Call me an ambulance.

She immediately texts back.

Can’t. I’m in the mortuary. Dead.

An hour later I am at home unpacking my groceries when my phone rings. I got one less problem without you! I got one less problem without you! Rihanna’s ‘Diamonds’ is out and ‘Problem’ by Ariana Grande’s is in. The words to this song somehow ring true in my life … wonder why?

I used to cry when my phone would ring ‘Diamonds’ and now when I hear those words I smile.

“Hello.”

“Hi Tash.”

“Oh hi Mum.”

“Love, can you come with me to the hospital? Something is up with Gran.”

I frown and immediately stop what I am doing. “What do you mean?”
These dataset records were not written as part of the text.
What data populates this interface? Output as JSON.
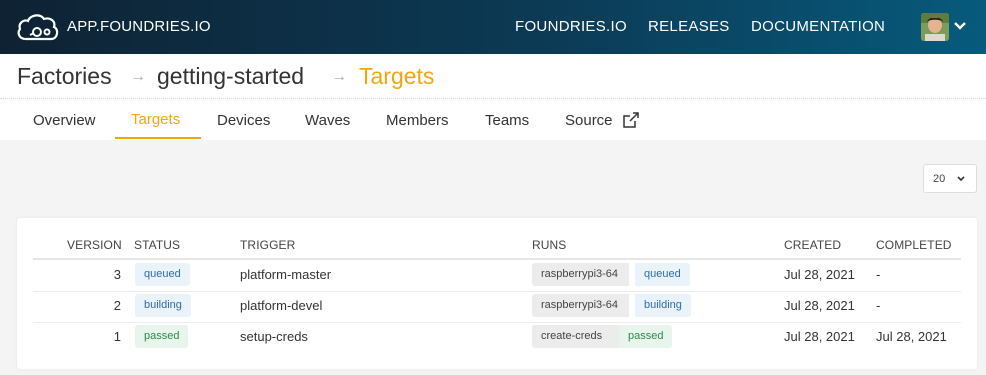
{
  "header": {
    "brand": "APP.FOUNDRIES.IO",
    "nav": [
      {
        "label": "FOUNDRIES.IO"
      },
      {
        "label": "RELEASES"
      },
      {
        "label": "DOCUMENTATION"
      }
    ]
  },
  "breadcrumb": {
    "items": [
      "Factories",
      "getting-started",
      "Targets"
    ],
    "separator": "→"
  },
  "tabs": [
    "Overview",
    "Targets",
    "Devices",
    "Waves",
    "Members",
    "Teams",
    "Source"
  ],
  "active_tab": "Targets",
  "page_size": {
    "value": "20"
  },
  "table": {
    "columns": [
      "VERSION",
      "STATUS",
      "TRIGGER",
      "RUNS",
      "CREATED",
      "COMPLETED"
    ],
    "rows": [
      {
        "version": "3",
        "status": "queued",
        "trigger": "platform-master",
        "run_name": "raspberrypi3-64",
        "run_status": "queued",
        "created": "Jul 28, 2021",
        "completed": "-"
      },
      {
        "version": "2",
        "status": "building",
        "trigger": "platform-devel",
        "run_name": "raspberrypi3-64",
        "run_status": "building",
        "created": "Jul 28, 2021",
        "completed": "-"
      },
      {
        "version": "1",
        "status": "passed",
        "trigger": "setup-creds",
        "run_name": "create-creds",
        "run_status": "passed",
        "created": "Jul 28, 2021",
        "completed": "Jul 28, 2021"
      }
    ]
  },
  "colors": {
    "accent": "#f0a612",
    "queued": "#2d6db1",
    "passed": "#2f8a4a",
    "header_dark": "#0e2233"
  }
}
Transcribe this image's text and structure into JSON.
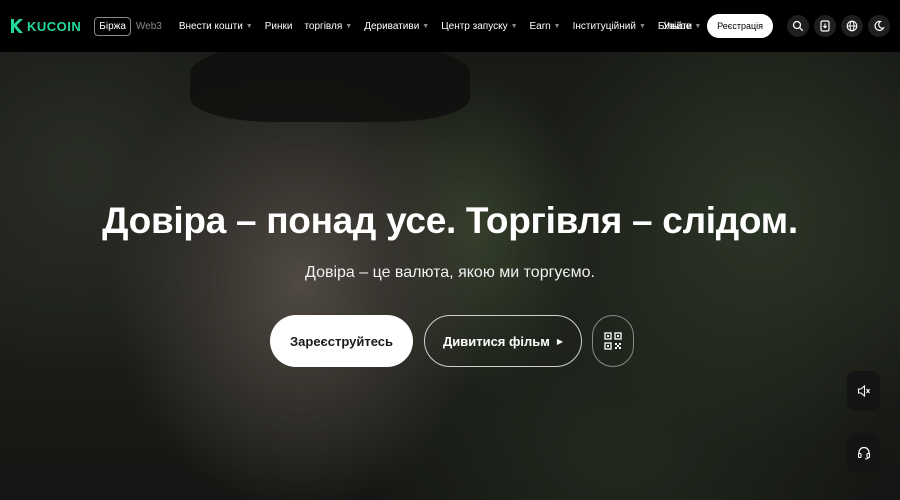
{
  "nav": {
    "logo_text": "KUCOIN",
    "mode_active": "Біржа",
    "mode_other": "Web3",
    "menu": [
      {
        "label": "Внести кошти",
        "has_caret": true
      },
      {
        "label": "Ринки",
        "has_caret": false
      },
      {
        "label": "торгівля",
        "has_caret": true
      },
      {
        "label": "Деривативи",
        "has_caret": true
      },
      {
        "label": "Центр запуску",
        "has_caret": true
      },
      {
        "label": "Earn",
        "has_caret": true
      },
      {
        "label": "Інституційний",
        "has_caret": true
      },
      {
        "label": "Більше",
        "has_caret": true
      }
    ],
    "login": "Увійти",
    "register": "Реєстрація",
    "icons": [
      "search-icon",
      "download-icon",
      "globe-icon",
      "theme-toggle-icon"
    ]
  },
  "hero": {
    "headline": "Довіра – понад усе. Торгівля – слідом.",
    "subline": "Довіра – це валюта, якою ми торгуємо.",
    "primary_cta": "Зареєструйтесь",
    "secondary_cta": "Дивитися фільм"
  },
  "colors": {
    "brand": "#23d99c",
    "nav_bg": "#000000"
  }
}
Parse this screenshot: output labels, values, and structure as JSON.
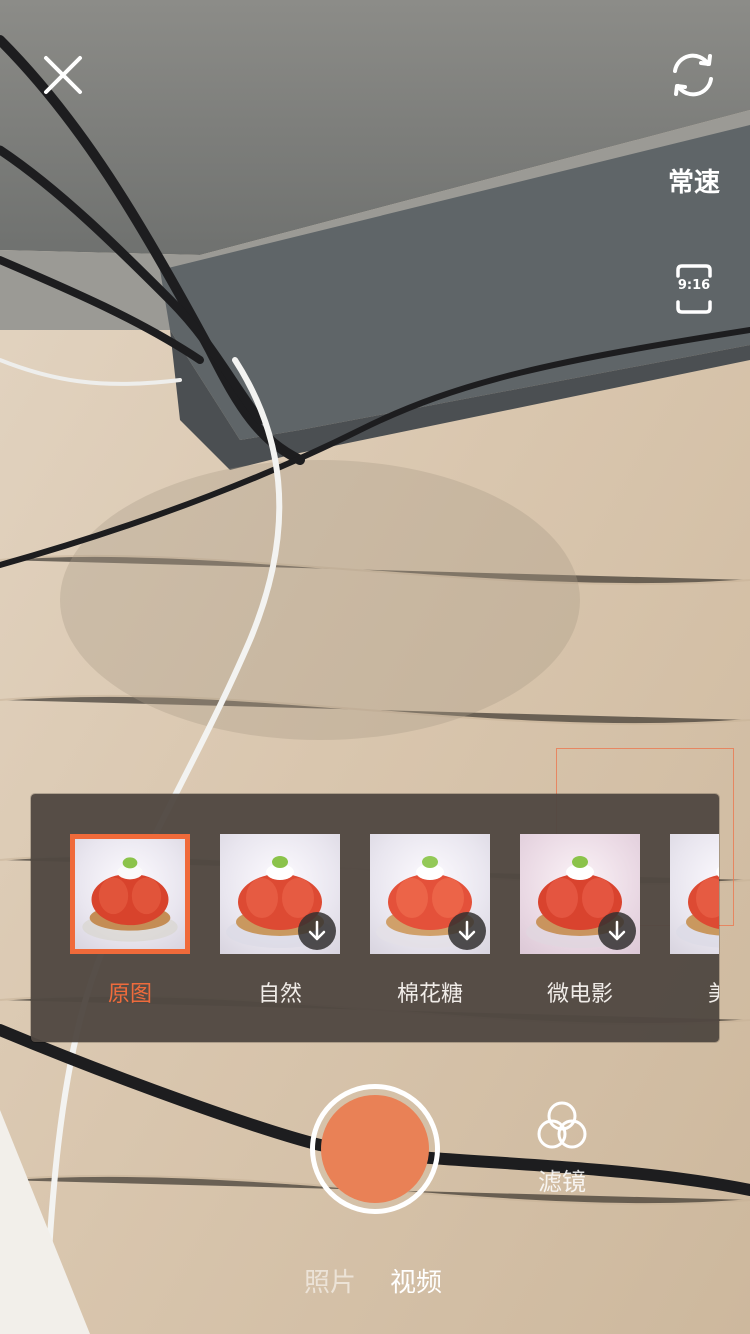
{
  "top_bar": {
    "speed_label": "常速",
    "ratio_label": "9:16"
  },
  "filters": [
    {
      "label": "原图",
      "selected": true,
      "downloadable": false
    },
    {
      "label": "自然",
      "selected": false,
      "downloadable": true
    },
    {
      "label": "棉花糖",
      "selected": false,
      "downloadable": true
    },
    {
      "label": "微电影",
      "selected": false,
      "downloadable": true
    },
    {
      "label": "美",
      "selected": false,
      "downloadable": false
    }
  ],
  "bottom": {
    "filter_button_label": "滤镜",
    "mode_photo": "照片",
    "mode_video": "视频",
    "active_mode": "视频"
  },
  "colors": {
    "accent": "#ef6b3c",
    "shutter": "#e98156"
  },
  "icons": [
    "close-icon",
    "camera-switch-icon",
    "aspect-ratio-icon",
    "download-icon",
    "filter-circles-icon"
  ]
}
“I don’t know, she just rang me and said she needed to go to the hospital and could we take her.”

“Oh … ok.” I answer wide-eyed. “I’ll get over to Didge’s house and you pick me up from there.” I start to panic and run around frantically to try and find my keys in amongst the shopping bags on the bench. Why do I only lose my damn keys when I’m in a hurry? I quickly put away the meat and milk and head to the car.

Fifteen minutes later Bridget and I stand out the front of her house as we wait for Mum to pick us up.

“So then what did she say?” Bridget frowns.

I hunch my shoulders. “I don’t know. Just that. Gran needed to go to the hospital and she thought we should come.”

“Yes. But what’s the problem?”

“I don’t know. For the tenth time!” I scream. Honestly I’m too sick for this shit.

“Calm down, you crazy bitch,” Bridget snaps.

“You know what, when we get to the hospital, book me in. I’m dying from alcohol poisoning and it’s your bloody fault. Stop making me drink so much!”

She laughs as she looks at me. “You do look like shit actually, come to think of it.”